Executing modern educational design in a new school is challenging. Creating it within a decades-old structure pushes the challenge to a new level.
At Hammond High School in Howard County, J. Vinton Schafer & Sons Project Executive Tom Kraft is part way through a three-year, $77 million, occupied renovation.
“It includes 11 phases for the building, nine phases for the site and is one of the most complicated projects I have ever been part of. It feels like a giant Jenga puzzle,” Kraft said. “As the construction manager on the job, we got involved two years before any boots hit the ground to figure out the best approach to phasing.”

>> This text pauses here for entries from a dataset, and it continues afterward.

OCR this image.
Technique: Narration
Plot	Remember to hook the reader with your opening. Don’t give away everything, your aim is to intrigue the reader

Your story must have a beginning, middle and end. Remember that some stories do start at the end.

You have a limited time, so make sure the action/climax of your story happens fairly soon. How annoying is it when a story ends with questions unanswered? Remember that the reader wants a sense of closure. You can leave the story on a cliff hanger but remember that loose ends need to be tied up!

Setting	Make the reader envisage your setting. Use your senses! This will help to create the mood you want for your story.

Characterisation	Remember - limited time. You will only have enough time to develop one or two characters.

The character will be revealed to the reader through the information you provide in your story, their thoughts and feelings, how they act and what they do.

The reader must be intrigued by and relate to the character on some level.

To create a modern educational environment, the project will change nearly every part of the 1970s school, demolish part of it, build an addition, expand the total size from 196,843 to 238,585 square feet, and increase school capacity by 200 students.
“We are working multiple shifts covering up to 20 hours per day up to 6 days per week,” Kraft said.
Consequently, the challenges facing the project team include installing all new electrical and HVAC systems in existing space and temporarily operating both old and new systems, adding new structural steel to the old building to support daylighting measures, and swiftly addressing mid-project surprises, such as sewer lines that are sloped the wrong way and old building sections that aren’t plumb, level and square.
“We are absolutely seeing a trend of redeveloping more existing school sites,” said Chris Marschhauser, Senior Project Manager at Oak Contracting. Given Central Maryland’s dense and growing population, “just about every school project we do is in a highly densely populated neighborhood and we are restricted in what we can do on that site.”
Oak Contracting, for example, was hired to build the new 400,000-square-foot Wheaton High School and 180,000-square-foot Thomas Edison High School of Technology in Montgomery County on the tight site that already housed both schools. Furthermore, construction could not interfere with ongoing classes for both schools, normal operations of an adjacent county park and swimming pool, or infrastructure supporting a cell tower just 30 feet from the property line.
The project required crews to overcome challenges such as “how do you take down half a building, leave the other half up and fully functioning for students, then install sheeting and shoring so you can excavate and start building the new school,” Marschhauser said.
Those extraordinarily complex renovations, however, are yielding stunning results.
As schools prepared to open this fall, J. Vinton Schafer wrapped up the final details on the new Edgewater Elementary School in Anne Arundel County. The five-phase, 2.5-year occupied renovation transformed the school layout, included a new addition, and gave students a new media center, gym, cafeteria and other spaces.
“You wouldn’t even recognize it as the same school that was here before,” said Tom Weaver, Project Manager at J. Vinton Schafer.